Longtemps, les négociations ont achoppé sur la question des mesures à mettre en œuvre pour favoriser le retour à l'emploi des seniors. Le projet d'accord prévoit finalement que ceux de plus de 57 ans pourront bénéficier d'un contrat à durée déterminée d'une durée maximale de 18 mois, renouvelable une fois. A condition toutefois d' « être inscrits [à l'ANPE] comme demandeur d'emploi depuis plus de trois mois ou [d'être] en convention de reclassement personnalisé » (3). Ultime concession du patronat, ce contrat ne pourra par ailleurs être proposé aux intéressés que pour leur « permettre d'acquérir des droits supplémentaires en vue de la liquidation de [leur] retraite à taux plein ». La création de ce dispositif nécessite toutefois des aménagements législatifs et réglementaires, la durée d'un contrat à durée déterminée ne pouvant actuellement excéder 18 mois dans le cas général, renouvellement compris.
Les salariés d'au moins 45 ans auront par ailleurs accès à un « entretien de deuxième partie de carrière » tous les cinq ans, leur permettant de faire le point sur leurs compétences, leurs besoins de formation ou sur un éventuel aménagement de leurs conditions d'emploi.
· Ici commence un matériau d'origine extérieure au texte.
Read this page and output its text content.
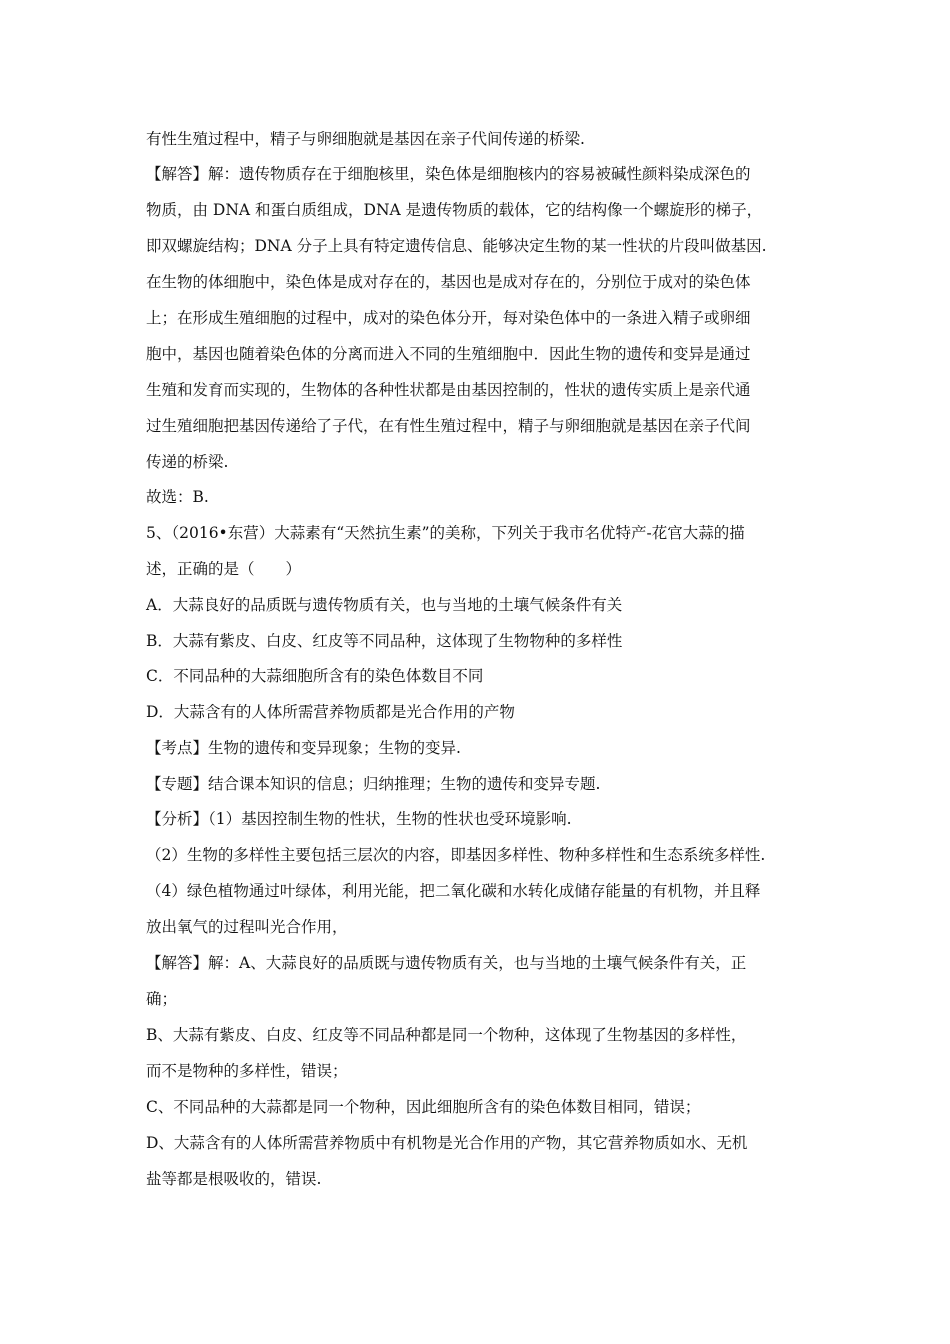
有性生殖过程中，精子与卵细胞就是基因在亲子代间传递的桥梁.
【解答】解：遗传物质存在于细胞核里，染色体是细胞核内的容易被碱性颜料染成深色的
物质，由 DNA 和蛋白质组成，DNA 是遗传物质的载体，它的结构像一个螺旋形的梯子，
即双螺旋结构；DNA 分子上具有特定遗传信息、能够决定生物的某一性状的片段叫做基因.
在生物的体细胞中，染色体是成对存在的，基因也是成对存在的，分别位于成对的染色体
上；在形成生殖细胞的过程中，成对的染色体分开，每对染色体中的一条进入精子或卵细
胞中，基因也随着染色体的分离而进入不同的生殖细胞中．因此生物的遗传和变异是通过
生殖和发育而实现的，生物体的各种性状都是由基因控制的，性状的遗传实质上是亲代通
过生殖细胞把基因传递给了子代，在有性生殖过程中，精子与卵细胞就是基因在亲子代间
传递的桥梁.
故选：B.
5、（2016•东营）大蒜素有“天然抗生素”的美称，下列关于我市名优特产-花官大蒜的描
述，正确的是（　　）
A．大蒜良好的品质既与遗传物质有关，也与当地的土壤气候条件有关
B．大蒜有紫皮、白皮、红皮等不同品种，这体现了生物物种的多样性
C．不同品种的大蒜细胞所含有的染色体数目不同
D．大蒜含有的人体所需营养物质都是光合作用的产物
【考点】生物的遗传和变异现象；生物的变异.
【专题】结合课本知识的信息；归纳推理；生物的遗传和变异专题.
【分析】（1）基因控制生物的性状，生物的性状也受环境影响.
（2）生物的多样性主要包括三层次的内容，即基因多样性、物种多样性和生态系统多样性.
（4）绿色植物通过叶绿体，利用光能，把二氧化碳和水转化成储存能量的有机物，并且释
放出氧气的过程叫光合作用，
【解答】解：A、大蒜良好的品质既与遗传物质有关，也与当地的土壤气候条件有关，正
确；
B、大蒜有紫皮、白皮、红皮等不同品种都是同一个物种，这体现了生物基因的多样性，
而不是物种的多样性，错误；
C、不同品种的大蒜都是同一个物种，因此细胞所含有的染色体数目相同，错误；
D、大蒜含有的人体所需营养物质中有机物是光合作用的产物，其它营养物质如水、无机
盐等都是根吸收的，错误.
Après 20 ans d'activité professionnelle et, en tout état de cause, à partir de son 45eanniversaire, chaque salarié bénéficiera en outre, à son initiative et sous réserve de disposer d'une ancienneté minimale de un an dans l'entreprise qui l'emploie, d'un bilan de compétences.
Au-delà, un accès prioritaire au contrat et à la période de professionnalisation (4) est reconnu aux plus de 45 ans, afin de « favoriser [leur] réinsertion en leur assurant une qualification » et de « répondre à leurs besoins de formation ». Ceux âgés d'au moins 50 ans se voient, quant à eux, reconnaître le droit d'abonder, via leurs droits au droit individuel à la formation (5), une action de formation professionnelle déterminée en accord avec leur employeur lors de l'entretien de deuxième partie de carrière.
En outre, les salariés de 55 ans et plus pourront, s'ils le souhaitent, bénéficier d'aménagements de leurs horaires de travail, y compris sous forme de temps partiel. « Les entreprises s'efforceront de limiter l'impact de ces aménagements sur les droits à retraite à taux plein des intéressés », précise le projet d'accord.
Ce texte est ouvert à la signature jusqu'au 10 novembre, le temps pour les organisations syndicales de consulter leurs bases ou leurs instances de direction. Quatre d'entre elles - la CFDT, FO, la CFTC et la CFE-CGC - devraient en principe le signer.
(1) Une négociation prévue, pour mémoire, par la loi « Fillon » du 21 août 2003 sur les retraites - Voir ASH n° 2339 du 26-12-03.
(2) Sur l'impact de ce prélèvement sur le taux d'emploi des seniors, voir ASH n° 2425 du 14-10-05.
(3) Voir ASH n° 2410 du 3-06-05.
(4) Voir ASH n° 2385 du 10-12-04.
(5) Voir ASH n° 2359 du 14-05-04.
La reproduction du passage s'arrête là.